PavelCheckov wrote:
As you say, swap files are a "serialization of operations". When I cat
small files' swap files, they simply contain the text of the file as well
as a bit of header, however larger ones contain unintelligible gibberish
that screws up the output of my terminal (changes characters to weird
alternate characters). How are these stored? Is there some standard
for this?
Thanks
A Vim swap file, as its name correctly suggests, is essentially the same as a swap partition or page file. Behind an interface that allows other code to get and modify individual lines, Vim implements a virtual memory system. There are two layers to this, one that deals in blocks (pretty much the same way any other virtual memory system would deal with paging to disk) and another that deals with lines and presents the interface through which other code can deal with files. Vim essentially turns every file it reads into a series of lines, and can either keep those all in memory if you have the space for them, or semi-lazily push them out to the paging system. Vim also, under default configurations, will periodically ensure everything in memory is flushed to the swap file.
The reason why you can open some swap files and essentially see your raw text is because that's what's in a line structure in Vim - alongside information about where the line is, how much data it has in it, and a few other things. There's also a header for the whole swap file that says what file it is, who was running Vim to produce the swap, what process it was made by, and so on. Vim generally treats files as a big array (or rather, a big tree-index) of lines, which are then raw blobs of bytes. Other parts of Vim are expected to deal with one line at a time, and there's some optimizations in the methods to retrieve lines if you're going through sequentially, but the API is presented such that you ask for a line, it is retrieved from disk if needed, and remains in memory accessible as a direct blob of bytes until you ask for another one. If you make modifications, you mark the line dirty, and it will get rewritten to the disk as part of a flush.
Syntax highlighting in Vim is out-of-band, and doesn't get stored with the swap. If you've ever opened a huge file and tried to scroll to the end you've probably noticed Vim has a horrible time of recoloring, in part because it needs to swap in and out the entire file as the highlighter goes through to figure out the state at the bottom, and in part because it doesn't cache that if you then need to go back up to the top.

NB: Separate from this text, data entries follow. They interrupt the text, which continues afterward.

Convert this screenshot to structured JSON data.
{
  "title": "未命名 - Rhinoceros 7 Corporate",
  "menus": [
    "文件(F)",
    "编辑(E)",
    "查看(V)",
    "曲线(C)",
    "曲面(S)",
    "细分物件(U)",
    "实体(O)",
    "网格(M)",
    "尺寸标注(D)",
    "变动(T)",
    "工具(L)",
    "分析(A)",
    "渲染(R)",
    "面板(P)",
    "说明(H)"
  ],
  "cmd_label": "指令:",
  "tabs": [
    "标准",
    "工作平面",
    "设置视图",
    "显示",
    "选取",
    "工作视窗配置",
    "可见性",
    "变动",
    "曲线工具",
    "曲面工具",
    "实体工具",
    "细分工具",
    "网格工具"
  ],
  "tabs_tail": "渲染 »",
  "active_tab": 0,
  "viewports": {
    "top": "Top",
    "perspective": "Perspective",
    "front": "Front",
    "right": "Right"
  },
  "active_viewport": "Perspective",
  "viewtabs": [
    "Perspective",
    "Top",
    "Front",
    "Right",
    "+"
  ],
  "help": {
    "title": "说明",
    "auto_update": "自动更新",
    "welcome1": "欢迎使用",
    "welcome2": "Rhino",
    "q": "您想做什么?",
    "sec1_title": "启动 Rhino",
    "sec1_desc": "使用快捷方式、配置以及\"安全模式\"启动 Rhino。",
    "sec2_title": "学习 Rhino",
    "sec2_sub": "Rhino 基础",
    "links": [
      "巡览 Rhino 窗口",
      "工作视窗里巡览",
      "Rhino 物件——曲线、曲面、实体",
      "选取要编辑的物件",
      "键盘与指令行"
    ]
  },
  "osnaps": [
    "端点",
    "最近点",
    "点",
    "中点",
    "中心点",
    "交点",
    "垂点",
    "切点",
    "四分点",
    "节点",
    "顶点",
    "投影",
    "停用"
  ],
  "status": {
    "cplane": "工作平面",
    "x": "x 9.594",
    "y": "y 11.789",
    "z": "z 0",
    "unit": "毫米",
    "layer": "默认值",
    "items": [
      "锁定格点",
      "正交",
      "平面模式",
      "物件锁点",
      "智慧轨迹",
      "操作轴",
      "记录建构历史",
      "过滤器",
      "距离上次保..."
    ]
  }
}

Beyond the swap mechanism, Kilo treats text very similarly to Vim, keeping the actual text of a line in an untouched buffer and holding an array for color information for syntax highlighting separately. If you wrapped all of the line array accesses in Kilo in a function call, you could implement a swap mechanism like Vim pretty easily.
I do something very different from either of those in Bim, as I treat lines as a series of Unicode codepoints, similar to how Python and Kuroko deal with strings. I store those codepoints as an array of unsigned 32-bit integers and use the upper 11 bits (you only need 21 bits to represent a codepoint) for coloring. Bim, too, could have a swap mechanism implemented if I hid all of the line array accesses behind function calls. Not a bad idea for a future improvement, really...